Cependant, en érigeant les dirigeants montagnards en champions de la radicalité, il se situe dans la droite ligne de l'historiographie jacobine et finalement du jacobinisme et de ses avatars actuels qui n'ont rien d'autre à proposer qu'un réformisme démocratique, dont le but n'est en aucun cas de supprimer les contradictions inhérentes à la société de classes, mais bien de préserver cette dernière.

Lectures :

Régine Pernoud, La Bourgeoisie, Puf, 1985.

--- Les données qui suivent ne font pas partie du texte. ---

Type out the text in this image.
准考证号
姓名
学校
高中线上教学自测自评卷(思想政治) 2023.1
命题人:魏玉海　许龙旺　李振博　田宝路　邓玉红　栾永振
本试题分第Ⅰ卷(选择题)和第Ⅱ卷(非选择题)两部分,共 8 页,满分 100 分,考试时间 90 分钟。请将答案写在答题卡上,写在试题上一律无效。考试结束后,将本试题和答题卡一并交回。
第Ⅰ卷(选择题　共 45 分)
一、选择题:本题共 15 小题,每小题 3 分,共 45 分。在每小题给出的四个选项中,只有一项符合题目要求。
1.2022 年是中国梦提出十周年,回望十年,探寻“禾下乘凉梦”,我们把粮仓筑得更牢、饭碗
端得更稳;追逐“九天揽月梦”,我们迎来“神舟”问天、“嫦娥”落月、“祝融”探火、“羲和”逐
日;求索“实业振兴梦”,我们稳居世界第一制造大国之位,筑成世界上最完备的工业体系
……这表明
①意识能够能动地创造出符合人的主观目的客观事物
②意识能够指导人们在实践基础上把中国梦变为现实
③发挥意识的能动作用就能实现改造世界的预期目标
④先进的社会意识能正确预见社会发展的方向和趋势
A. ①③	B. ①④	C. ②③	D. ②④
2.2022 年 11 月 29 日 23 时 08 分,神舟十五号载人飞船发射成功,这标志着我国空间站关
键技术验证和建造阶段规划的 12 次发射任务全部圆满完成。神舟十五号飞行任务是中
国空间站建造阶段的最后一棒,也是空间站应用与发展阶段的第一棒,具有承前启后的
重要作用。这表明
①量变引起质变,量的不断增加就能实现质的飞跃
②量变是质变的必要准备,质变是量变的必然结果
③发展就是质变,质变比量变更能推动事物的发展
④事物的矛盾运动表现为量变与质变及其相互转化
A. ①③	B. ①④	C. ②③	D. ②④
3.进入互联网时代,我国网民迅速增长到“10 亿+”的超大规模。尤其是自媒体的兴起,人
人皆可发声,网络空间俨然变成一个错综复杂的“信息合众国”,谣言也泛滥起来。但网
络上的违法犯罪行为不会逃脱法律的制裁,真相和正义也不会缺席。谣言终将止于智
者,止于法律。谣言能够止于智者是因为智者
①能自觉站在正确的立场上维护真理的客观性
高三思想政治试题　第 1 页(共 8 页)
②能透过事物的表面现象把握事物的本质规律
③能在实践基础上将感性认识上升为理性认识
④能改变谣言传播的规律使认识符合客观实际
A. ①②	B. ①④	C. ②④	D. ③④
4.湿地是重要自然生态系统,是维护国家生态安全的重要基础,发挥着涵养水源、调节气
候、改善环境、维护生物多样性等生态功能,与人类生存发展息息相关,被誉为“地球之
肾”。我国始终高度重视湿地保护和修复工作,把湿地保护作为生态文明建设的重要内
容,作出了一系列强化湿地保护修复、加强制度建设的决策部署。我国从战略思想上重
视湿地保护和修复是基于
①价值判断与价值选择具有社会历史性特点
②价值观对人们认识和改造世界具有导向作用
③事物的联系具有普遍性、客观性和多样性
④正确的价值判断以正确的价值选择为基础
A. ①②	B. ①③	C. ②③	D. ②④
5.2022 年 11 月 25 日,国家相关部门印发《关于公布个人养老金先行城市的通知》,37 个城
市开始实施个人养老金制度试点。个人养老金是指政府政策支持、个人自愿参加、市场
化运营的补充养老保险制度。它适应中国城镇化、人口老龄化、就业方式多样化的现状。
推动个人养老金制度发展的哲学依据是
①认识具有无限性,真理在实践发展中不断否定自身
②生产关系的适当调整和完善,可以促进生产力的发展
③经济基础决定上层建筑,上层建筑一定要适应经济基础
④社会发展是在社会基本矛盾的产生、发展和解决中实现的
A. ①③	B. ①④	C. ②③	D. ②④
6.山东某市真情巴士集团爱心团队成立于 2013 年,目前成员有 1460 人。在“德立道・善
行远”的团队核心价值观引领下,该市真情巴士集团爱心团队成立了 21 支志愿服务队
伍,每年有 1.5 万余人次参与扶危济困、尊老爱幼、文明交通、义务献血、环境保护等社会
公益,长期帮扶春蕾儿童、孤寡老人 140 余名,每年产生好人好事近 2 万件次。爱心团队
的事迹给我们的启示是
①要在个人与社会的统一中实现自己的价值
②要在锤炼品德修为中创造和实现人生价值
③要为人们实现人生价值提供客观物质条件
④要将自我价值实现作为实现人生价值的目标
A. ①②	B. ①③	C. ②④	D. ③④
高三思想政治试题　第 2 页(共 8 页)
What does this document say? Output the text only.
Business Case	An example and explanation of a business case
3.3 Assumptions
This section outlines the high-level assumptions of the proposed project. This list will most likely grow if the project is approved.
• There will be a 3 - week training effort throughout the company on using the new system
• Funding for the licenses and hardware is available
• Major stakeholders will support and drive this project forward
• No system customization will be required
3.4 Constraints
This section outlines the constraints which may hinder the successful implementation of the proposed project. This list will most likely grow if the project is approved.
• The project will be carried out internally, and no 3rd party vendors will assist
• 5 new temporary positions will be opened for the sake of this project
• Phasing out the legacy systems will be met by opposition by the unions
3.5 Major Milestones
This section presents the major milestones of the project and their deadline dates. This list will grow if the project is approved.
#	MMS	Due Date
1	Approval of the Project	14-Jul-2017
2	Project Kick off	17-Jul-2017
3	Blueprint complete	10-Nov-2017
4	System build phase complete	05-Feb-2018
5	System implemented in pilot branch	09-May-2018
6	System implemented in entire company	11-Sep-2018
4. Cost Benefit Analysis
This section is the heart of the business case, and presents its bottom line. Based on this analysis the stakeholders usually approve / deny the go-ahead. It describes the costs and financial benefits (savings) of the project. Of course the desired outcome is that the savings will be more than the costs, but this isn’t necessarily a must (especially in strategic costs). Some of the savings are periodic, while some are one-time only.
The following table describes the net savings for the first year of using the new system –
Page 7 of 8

Ariane Michaloux, « La révolte des deux sous (1786) », Gavroche #2, février-mars, 1982.

Pour comprendre le climat social français à la veille de la Révolution, voir La rébellion française de Jean Nicolas, Gallimard, 2008, qui de 1765 à mai 1789 recense 3350 « émotions populaires ».

Daniel Guérin, Bourgeois et bras nus 1793-1795, Gallimard, 1973.

Sur les Enragés : Claude Guillon, Deux Enragés de la Révolution Leclerc de Lyon et Pauline Léon, La Digitale, 1993, et Notre patience est à bout, 1792-1793, les écrits des Enragé(e)s, Imho, 2009.

Saint-Just, Oeuvres complètes, Gallimard.